Edward the Bonobo - Gone.

>>who is this dear german sounding fellow: ludwig wittgenstein?

You need to speak to The Blessed Recumbentman. He's Wittgenstein's representative on earth. Or, at least, on h2g2.


Missile-ain'ee

Post 13159

Recumbentman

Thank you for the drumroll Edward! A1024156 'Ludwig Wittgenstein' is my sincere homage to the saint of the 20th century. An unreligious writer who has influenced theologians, and a teriffic demolisher of the twaddle that philosophers speak.

That is a great collections of quotes, ~j~. Though he wrote in German (being Austrian, and an exact contemporary of Hitler, who was his schoolmate for a year or two!

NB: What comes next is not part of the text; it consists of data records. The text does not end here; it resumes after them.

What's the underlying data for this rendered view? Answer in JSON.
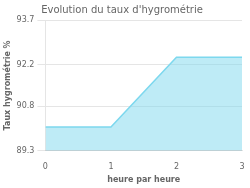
{
  "chart_data": {
    "type": "area",
    "title": "Evolution du taux d'hygrométrie",
    "xlabel": "heure par heure",
    "ylabel": "Taux hygrométrie %",
    "x": [
      0,
      1,
      2,
      3
    ],
    "values": [
      90.1,
      90.1,
      92.45,
      92.45
    ],
    "color": "#7dd8ee",
    "xlim": [
      0,
      3
    ],
    "xticks": [
      0,
      1,
      2,
      3
    ],
    "ylim": [
      89.3,
      93.7
    ],
    "yticks": [
      89.3,
      90.8,
      92.2,
      93.7
    ],
    "grid": "y"
  }
}
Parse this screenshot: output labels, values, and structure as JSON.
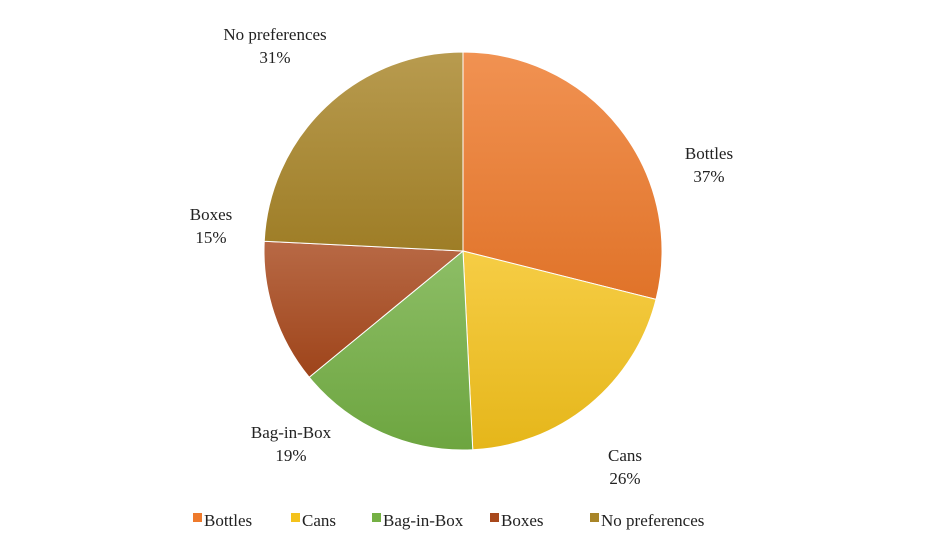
{
  "chart_data": {
    "type": "pie",
    "title": "",
    "categories": [
      "Bottles",
      "Cans",
      "Bag-in-Box",
      "Boxes",
      "No preferences"
    ],
    "values": [
      37,
      26,
      19,
      15,
      31
    ],
    "labels": [
      "37%",
      "26%",
      "19%",
      "15%",
      "31%"
    ],
    "colors": [
      "#ee7a2c",
      "#f4c21c",
      "#74b044",
      "#a8481c",
      "#a88528"
    ],
    "legend_position": "bottom"
  }
}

Some people think Hitler's anti-Semitism sprang from the sparkling wit, grace, talents, and all-round superiority of this Jewish boy, or at least was exacerbated by it) he is mainly translated into Oxford English, whose particular quirk is the spelling "shewn" for shown.

However I doubt that "sewn" is the right word for seeds, even in Oxford. Nope. Only sown in Soed. smiley - smiley


Missile-ain'ee

Post 13160

Recumbentman

"A serious and good philosophical work could be written consisting entirely of jokes." -- such as The Life of Brian.